Nearly all of Alfonso Cuarón’s Hollywood films are adaptations, but the most enduring literary classic he took on resulted in his most underrated movie. Twenty-five years ago this week, Cuarón’s version of Charles Dickens’ Great Expectations hit theaters, to a largely underwhelmed response from both audiences and critics. Even Cuarón himself disparaged the movie in later years, but it’s a sumptuous, emotionally rich romantic drama with an especially strong supporting performance from Gwyneth Paltrow at the height of her fame. Dickens purists may find the deviations from the source material too substantial, but Cuarón makes this story of romantic longing feel as epic as his big blockbuster spectacles.
Cuarón and screenwriter Mitch Glazer keep the general outline of Dickens’ story, although they update the location and time period and change some of the main character names. The protagonist is now Finn Bell, played as a young boy by Jeremy James Kissner and as a teen and adult by Ethan Hawke. Rather than a prototypical Dickensian orphan living in a 19th-century English seaside town and training to become a blacksmith, Finn is an aspiring artist who trains as a commercial fisherman, living on Florida’s Gulf Coast in the 1980s and ’90s.
He’s still an orphan, raised mainly by the kind-hearted boyfriend of his deadbeat older sister Maggie (Kim Dickens). Joe (Chris Cooper) teaches Finn to fish and encourages his artistic dreams. Joe also connects Finn with reclusive heiress Nora Dinsmoor (Anne Bancroft), the movie’s version of Dickens’ Miss Havisham. Like Miss Havisham, Ms. Dinsmoor hires Finn as a companion and introduces him to Estella, with whom he falls immediately in love.
Dickens’ novel is full of danger and violence, but Cuarón focuses on the swooning romance between Finn and Estella, including some beautifully sensual love scenes. The young Estella (Raquel Beaudene) makes her entrance emerging from the lush overgrowth surrounding Ms. Dinsmoor’s estate Paradiso Perduto, like she’s an ethereal creature visiting from another realm. Paltrow carries over that mystical quality in her portrayal of the older Estella, but Cuarón and Glazer make sure that Estella is never just an object of desire.
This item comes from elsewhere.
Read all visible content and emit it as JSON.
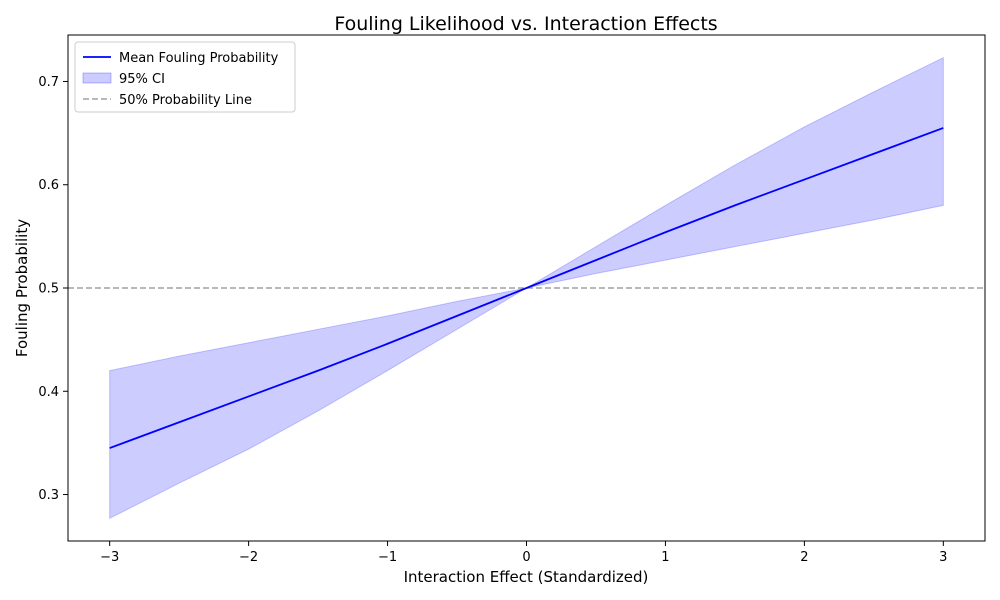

Paltrow conveys Estella’s deep melancholy even as both the movie and Finn himself are caught up in Finn’s own tortured emotions.
The story still begins with Finn’s terrifying encounter with an escaped convict, here renamed Arthur Lustig (Robert De Niro). Lustig’s presence in Finn’s life is scaled back, though, and his climactic reappearance is more effective as a reflection of Finn’s self-doubt than as a resolution to the thinly sketched crime narrative. Cuarón understands that this is a story about Finn and Estella, even as Estella disappears for long stretches of the movie, while Finn is busy working as a fisherman or rising in the New York City art world thanks to a mysterious benefactor.

Each time Estella reappears, Paltrow instantly draws all of the viewer’s attention, just as she draws Finn’s. Great Expectations falls in the middle of a period of vibrant, magnetic performances from Paltrow, including The Talented Mr. Ripley, Emma, and her Oscar-winning role in Shakespeare in Love. It’s obvious why people are drawn to Estella, who has the same regal, patrician bearing as Paltrow herself. There’s also that sense of sadness behind her eyes, from someone who’s been trained since birth by her aunt to be cold and distant, as a sort of proxy revenge against the men who wronged Ms. Dinsmoor. Finn mainly sees the toll that takes on himself, but Paltrow makes sure to capture the toll it takes on Estella, too.
Cuarón matches the captivating central performances with gorgeous visuals, taking a cue from the verdant Florida landscape to fill the costume and set design with eye-popping shades of green. Even when the story shifts from Florida to New York, green continues to dominate, and nearly every outfit that Estella wears is some variation on the color of flourishing nature.
Dickens’ novels are grounded in gritty, realistic details, even if the plots are full of outlandish twists, but Cuarón’s Great Expectations feels more like a fable, set in fantastical versions of real places. When Finn barges into a restaurant where Estella is eating with her snooty fiance Walter Plane (Hank Azaria) and asks her to dance, they dance right out into the street, and then seemingly right into bed. It’s a woozy, heightened romantic moment, indicative of the characters’ emotions more than any grounded actions.
“I’m not going to tell the story the way it happened,” Finn says in the opening narration. “I’m going to tell it the way I remember it.” The entire film is suffused with that dreamlike feel, and Finn’s narration adds a wistful poetic quality, even if the words come from an uncredited David Mamet rather than from Dickens. Cuarón elegantly merges the literary and the painterly, making his Great Expectations into a unified, immersive work of art.
“Great Expectations” is available for digital rental or purchase.